This is incredibly easy to prove if you have the following result:
  If a function $f$ is differentiable at $a$ then there exists a
  continuous function $\varphi$ defined on an interval
  $[-\epsilon,\epsilon]$ such that $\varphi(0)=0$ and
  
  $$ f(a+h) = f(a) + f'(a)h + \varphi(h)h, $$
  
  for all $h \in (-\epsilon,\epsilon)$.
  
  And if such a continuous $\varphi$ exists such that 
  
  $$ f(a+h) = b + \alpha h + \varphi(h)h, $$
  
  for all $h \in (-\epsilon,\epsilon)$, then $f$ is differentiable in
  $a$ with $f'(a) = \alpha$.
The chain rule follows by direct computation: $(g \circ f)(a+h) = g(f(a+h))$, use that $f$ is differentiable to write $f(a+h)$ as $f(a) + f'(a)h + \varphi_f(h)h$, and then call "$f'(a)h + \varphi_f(h)h$" for $k$ and use that $g$ is differentiable. 
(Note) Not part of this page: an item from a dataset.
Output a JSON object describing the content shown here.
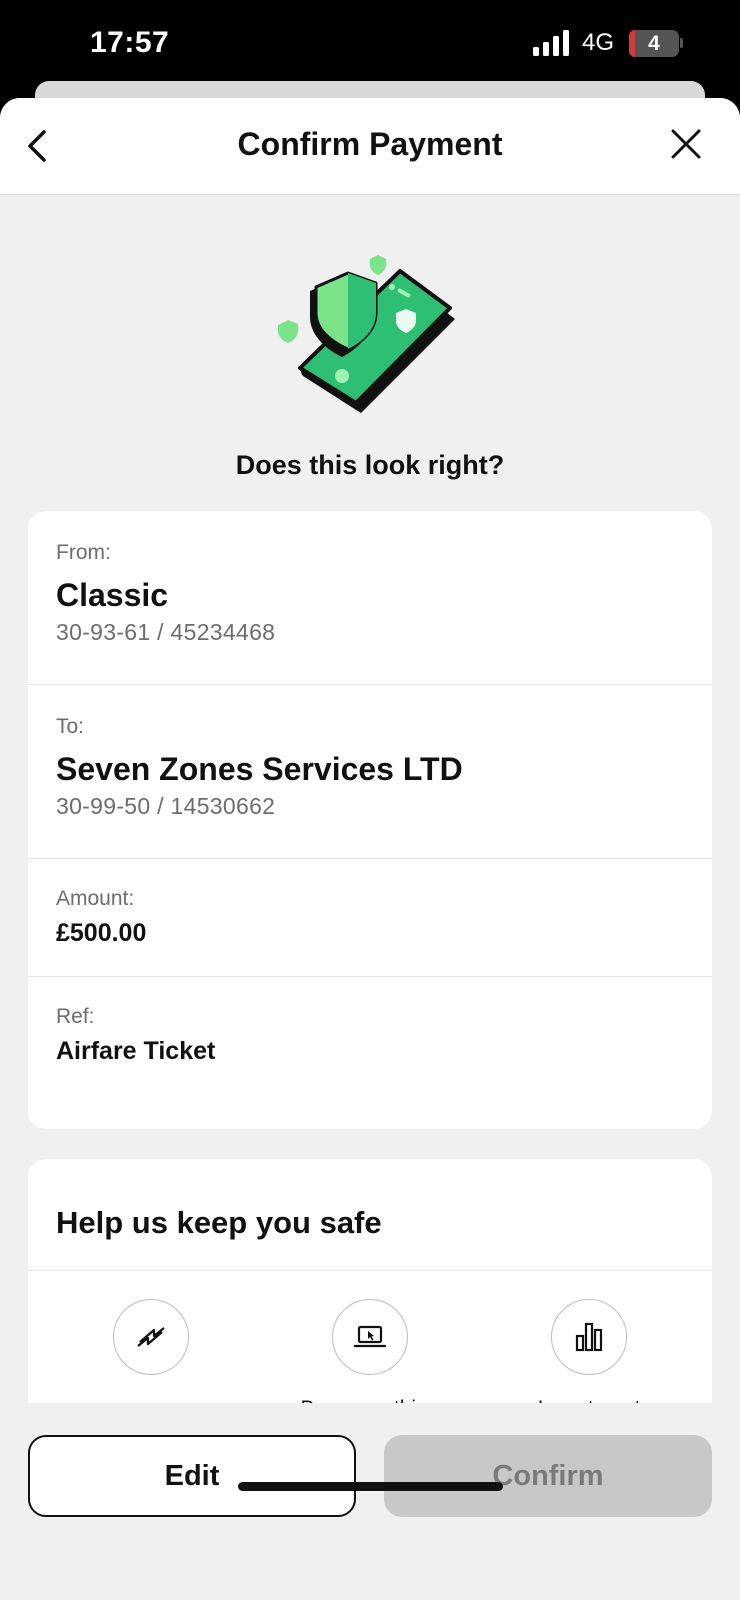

There's a little bit of bookkeeping needed to make sure that there do exist appropriate intervals around $0$ for the auxillary continuous functions, but it's not too bad.
The best part about this proof is that it immediately generalizes to functions from $\mathbb R^m$ to $\mathbb R^n$.